With fears that antisocial behaviour at shows is on the rise, it has called for venues across the UK to sign up to a new charter to help protect workers.
Almost 90% of theatre staff said that they had experienced or witnessed bad audience behaviour, while more than 70% believed the issue has worsened since the Covid pandemic.
Shockingly, nearly one-third of respondents said they had been involved in or witnessed an incident where a venue had to call the police, with 20% having feared for their safety at least once.
“I have been physically assaulted by a patron who then caused further problems while security tried to remove her,” an anonymous theatre worker said. “I couldn’t come in to work for a while due to the effect it had on me and then, even longer still, I couldn’t go into the auditorium.”
Another said: “The younger women in my theatre, including myself, were regularly sexually harassed by male audience members. We had to introduce a code word to be used in radio communications as we felt so unsafe.”

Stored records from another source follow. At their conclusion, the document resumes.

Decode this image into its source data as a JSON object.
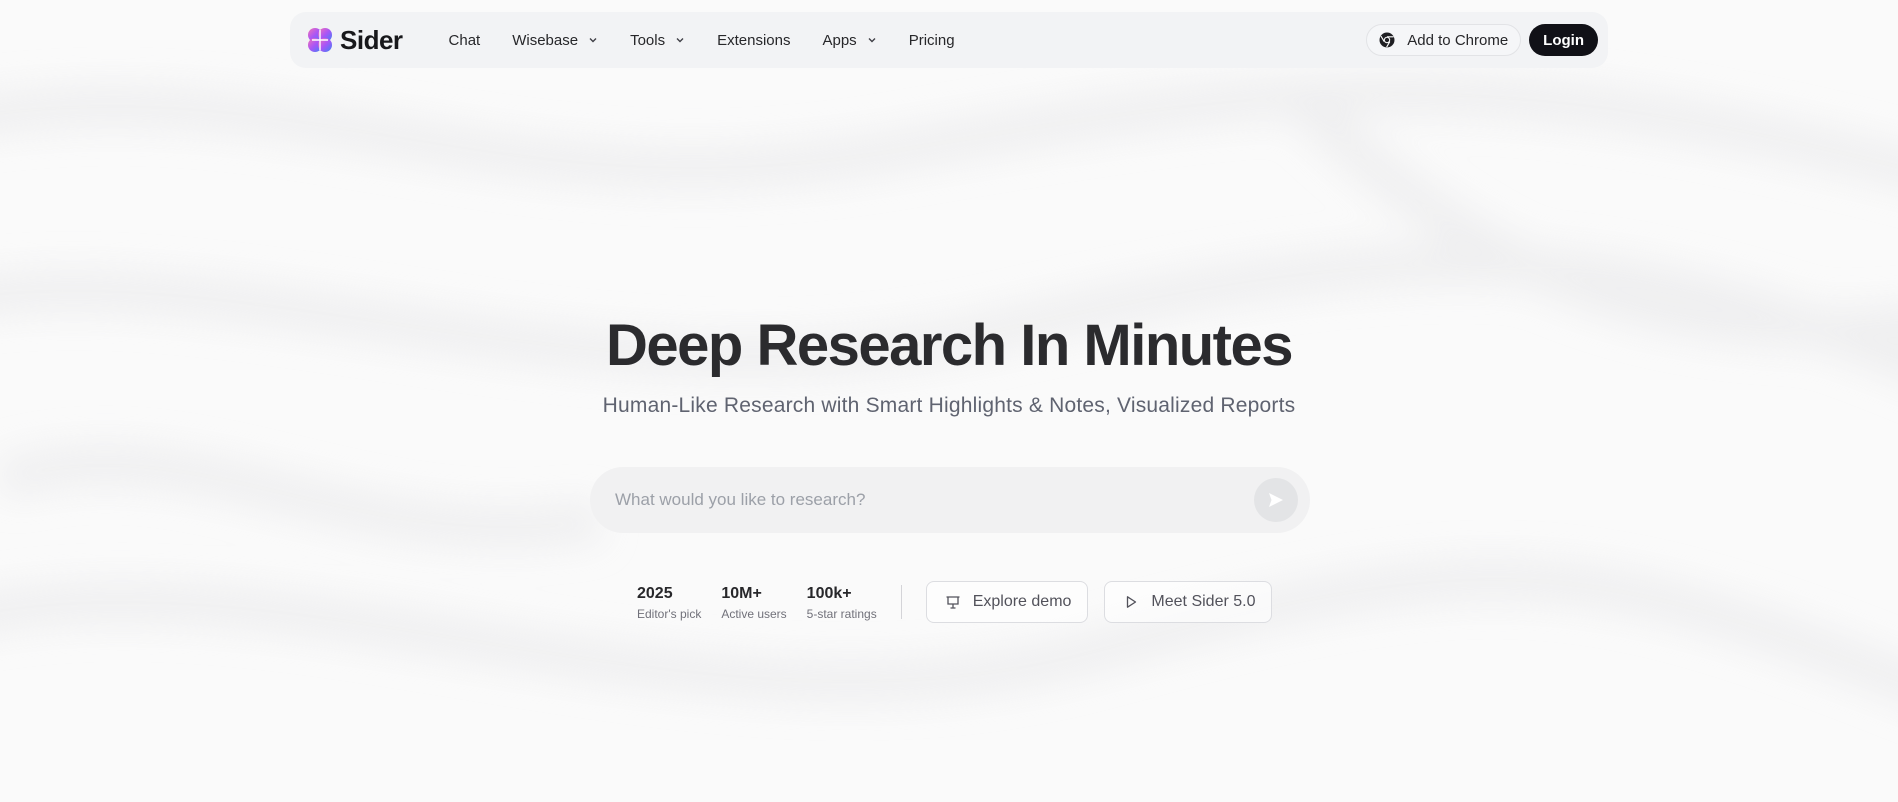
{
  "brand": {
    "name": "Sider"
  },
  "nav": {
    "items": [
      {
        "label": "Chat",
        "has_dropdown": false
      },
      {
        "label": "Wisebase",
        "has_dropdown": true
      },
      {
        "label": "Tools",
        "has_dropdown": true
      },
      {
        "label": "Extensions",
        "has_dropdown": false
      },
      {
        "label": "Apps",
        "has_dropdown": true
      },
      {
        "label": "Pricing",
        "has_dropdown": false
      }
    ],
    "add_to_chrome": "Add to Chrome",
    "login": "Login"
  },
  "hero": {
    "title": "Deep Research In Minutes",
    "subtitle": "Human-Like Research with Smart Highlights & Notes, Visualized Reports"
  },
  "search": {
    "placeholder": "What would you like to research?",
    "value": ""
  },
  "stats": [
    {
      "value": "2025",
      "label": "Editor's pick"
    },
    {
      "value": "10M+",
      "label": "Active users"
    },
    {
      "value": "100k+",
      "label": "5-star ratings"
    }
  ],
  "actions": {
    "explore_demo": "Explore demo",
    "meet_sider": "Meet Sider 5.0"
  },
  "colors": {
    "accent_dark": "#111117",
    "nav_bg": "#f2f3f5",
    "logo_gradient": [
      "#f472b6",
      "#a855f7",
      "#3b82f6"
    ]
  }
}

A common theme among theatre staff was dealing with drunk audience members, with the police having to be called out to venues in many cases. One worker said: “A brawl broke out at a jukebox musical involving 20 or so drunk people. [It was] a dispute over some people singing along to the show. Security, police and ambulances [were] involved.”
More than 1,500 theatre staff – including those working in front of house, hospitality, box office, stage door, sound and lighting – took part in the survey, with respondents working across all types of shows. Almost half (45%) said they had considered leaving the industry due to poor audience behaviour.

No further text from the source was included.